Die Regierung wird die Zentralbank dazu veranlassen, durch Leitzinssenkungen und Anleihekäufe die nominalen Zinssätze unter die Inflationsrate zu drücken, um die Schuldendienstlast zu verringern. Ein aus dieser Manipulation resultierender negativer Realzins führt zu mehr Konsum und weniger Sparen. Die überschüssige Nachfrage nach Gütern und Dienstleistungen führt dann zu einem Anstieg des Preisniveaus, um die realen staatlichen Verbindlichkeiten mit dem Gegenwartswert der erwarteten realen Haushaltsüberschüsse wieder in Einklang zu bringen. 

John Cochranes Ansatz

Empirische Studien haben diesen Mechanismus, der als „finanzielle Repression“ bezeichnet wird, bestätigt. Auch zeigt eine langfristige Betrachtung der Entwicklung der Staatsverschuldung und der Preise in den USA, dass ein Anstieg der Staatsverschuldung in Zeiten extremer Belastung, wie in den beiden Weltkriegen des 20. Jahrhunderts und der Pandemie von 2020-22, mit einem Anstieg der Verbraucherpreisinflation einher oder diesem voraus ging. Dies deutet darauf hin, dass die fiskalische Theorie des Preisniveaus in Zeiten schwerwiegender fiskalischer Belastungen eine gute Erklärungskraft haben kann. 

John Cochrane, einer der Protagonisten dieser Theorie, erklärt dazu: „Wenn die Regierung ein großes Defizit hat, aber die Leute darauf vertrauen, dass das Defizit durch höhere spätere Überschüsse zurückgezahlt wird, dann sind sie froh, die zusätzlichen Schulden zu halten, anstatt zu versuchen, sie auszugeben, und es gibt keine Inflation ... Die Fiskaltheorie sagt nur dann eine Inflation voraus, wenn die Schulden größer sind als das, was die Leute glauben, dass die Regierung zurückzahlen wird.“

Keine Haushaltsüberschüsse zu erwarten

Der Internationale Währungsfonds prognostiziert, dass die Staatsschuldenquote in den entwickelten Ländern nach einem vorübergehenden Rückgang von ihrem Allzeithoch im Jahr 2020 auf 112 Prozent des Bruttoinlandsprodukts (BIP) im Jahr 2022 bis 2028 wieder auf 116 Prozent des BIP ansteigen wird. Der wesentliche Treiber dieses Anstiegs sind die USA, die nach den Prognosen des IWF bis 2028 ein Allzeithoch der Staatsverschuldung von 138 Prozent des BIP erreichen werden. Aber auch in Japan, Frankreich und Italien bleibt die Verschuldung extrem hoch. Nur in Deutschland sieht der IWF einen Rückgang auf rund 58 Prozent.

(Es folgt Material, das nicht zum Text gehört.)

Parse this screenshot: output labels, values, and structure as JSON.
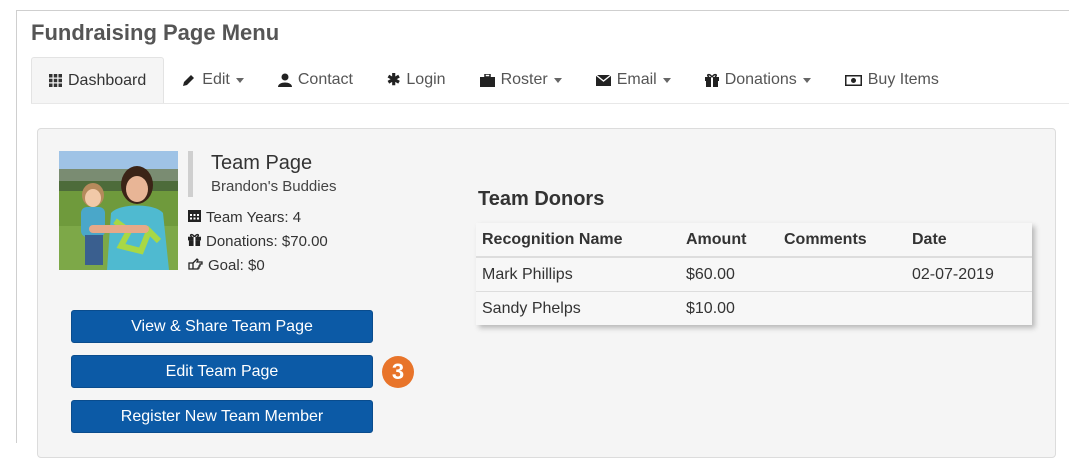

Außer in Deutschland sind nach dem hohen Anstieg der Staatsschulden während der Pandemiezeit also keine Haushaltsüberschüsse zu erwarten, welche die Identität von realen Aktiva und Passiva in den Staatsbilanzen herstellen könnten. Folgt man der fiskalischen Theorie des Preisniveaus, sollte man also einen erneuten Anstieg der Inflation erwarten, wenn das Publikum in den Finanzmärkten den Glauben daran verliert, dass die Staaten ihre enormen Schulden jemals wieder mit gutem Geld zurückzahlen werden. Wie schon so oft in der Finanzgeschichte, könnte die Inflation das einzig verbleibende Mittel zur Wiederherstellung staatlicher Solvenz sein.

Fazit

Die Zentralbanken haben sich Inflationsziele gesetzt und versprechen, diese einzuhalten. Doch ist dieses Versprechen hohl, da die Ursachen der Inflation einem ständigen Wandel unterworfen sind, den die Zentralbanken kaum verstehen. Wenn künftig die überbordende Staatsverschuldung die Inflation treiben wird, wofür einiges spricht, dürften sie sogar völlig machtlos sein.